Trump campaign CEO accused of anti-Semitic remarks

New York: Republican presidential candidate Donald Trump’s campaign CEO, Stephen Bannon, has been accused of making anti-Semitic remarks by his ex-wife, who has also alleged emotional and physical abuse, media reports said.

Bannon’s former partner, Mary Louise Piccard, wrote in a statement included in court documents from 2007, that Bannon did not want his daughters to enrol at the Archer School for Girls in Los Angeles because of ‘the number of Jews that attend’, the New York Daily News reported.

“I told him that there are children who are Jewish and he asked me what the percentage was. I told him that I didn’t know because it wasn’t an issue for me as I am not raising the girls to be either anti-Semitic or prejudiced against anyone,” she wrote.

At one school, she said, he asked the director why there were so many Hanukkah books in the library. At another school, he asked Piccard if “it bothered her that the school used to be a temple”.
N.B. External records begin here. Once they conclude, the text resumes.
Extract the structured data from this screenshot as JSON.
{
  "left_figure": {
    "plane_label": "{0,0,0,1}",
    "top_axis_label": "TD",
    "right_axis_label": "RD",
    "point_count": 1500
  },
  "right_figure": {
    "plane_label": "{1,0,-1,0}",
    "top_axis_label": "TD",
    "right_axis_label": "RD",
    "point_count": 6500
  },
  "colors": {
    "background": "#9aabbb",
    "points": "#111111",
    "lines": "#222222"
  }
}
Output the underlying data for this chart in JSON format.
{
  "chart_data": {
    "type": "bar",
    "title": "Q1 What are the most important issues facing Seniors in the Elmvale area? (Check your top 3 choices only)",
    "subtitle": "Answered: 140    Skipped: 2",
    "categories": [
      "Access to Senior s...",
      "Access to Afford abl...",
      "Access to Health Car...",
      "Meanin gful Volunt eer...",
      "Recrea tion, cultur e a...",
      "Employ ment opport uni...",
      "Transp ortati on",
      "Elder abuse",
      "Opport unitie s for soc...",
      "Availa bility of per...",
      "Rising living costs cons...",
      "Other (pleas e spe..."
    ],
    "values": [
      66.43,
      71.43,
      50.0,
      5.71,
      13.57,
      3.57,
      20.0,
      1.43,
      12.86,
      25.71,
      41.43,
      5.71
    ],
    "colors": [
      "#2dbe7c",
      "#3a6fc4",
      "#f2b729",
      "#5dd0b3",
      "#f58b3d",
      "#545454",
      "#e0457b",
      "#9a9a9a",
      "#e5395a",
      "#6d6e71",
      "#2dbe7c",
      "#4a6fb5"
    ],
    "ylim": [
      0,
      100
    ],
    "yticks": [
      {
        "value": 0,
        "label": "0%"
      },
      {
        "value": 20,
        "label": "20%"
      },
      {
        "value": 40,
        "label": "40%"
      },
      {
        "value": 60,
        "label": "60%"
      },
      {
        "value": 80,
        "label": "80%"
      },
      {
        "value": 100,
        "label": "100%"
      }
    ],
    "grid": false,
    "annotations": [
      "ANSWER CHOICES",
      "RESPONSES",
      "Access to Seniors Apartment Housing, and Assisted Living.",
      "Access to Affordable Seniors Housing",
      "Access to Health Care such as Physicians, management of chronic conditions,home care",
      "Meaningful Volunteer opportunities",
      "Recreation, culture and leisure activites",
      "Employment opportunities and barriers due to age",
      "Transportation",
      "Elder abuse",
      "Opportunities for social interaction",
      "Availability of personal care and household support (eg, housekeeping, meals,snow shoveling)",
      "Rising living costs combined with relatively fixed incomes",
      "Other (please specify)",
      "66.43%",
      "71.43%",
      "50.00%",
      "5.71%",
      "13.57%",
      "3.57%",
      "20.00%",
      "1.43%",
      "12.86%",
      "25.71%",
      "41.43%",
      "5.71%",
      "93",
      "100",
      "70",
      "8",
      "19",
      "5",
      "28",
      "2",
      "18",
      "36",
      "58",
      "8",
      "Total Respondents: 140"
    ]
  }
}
According to divorce papers filed by Piccard, Bannon physically attacked her inside their Santa Monica, California, residence in 1996 and later told her to get out of town so their divorce case would fail.

Bannon, former head of Breitbart News, took the helm of Trump’s campaign last week in a leadership shake-up. His campaign has been plagued by negative stories about staffers, including charges lodged against his former campaign manager following an altercation with a reporter, and questions about his former campaign chairman’s links with Russian interests.

Alexandra Preate, a spokeswoman for Bannon, denied on Friday night that he made anti-Semitic remarks about the private school, reported the Guardian.

“Mr Bannon never said anything like that and proudly sent the girls to Archer for their middle school and high school education,” she said.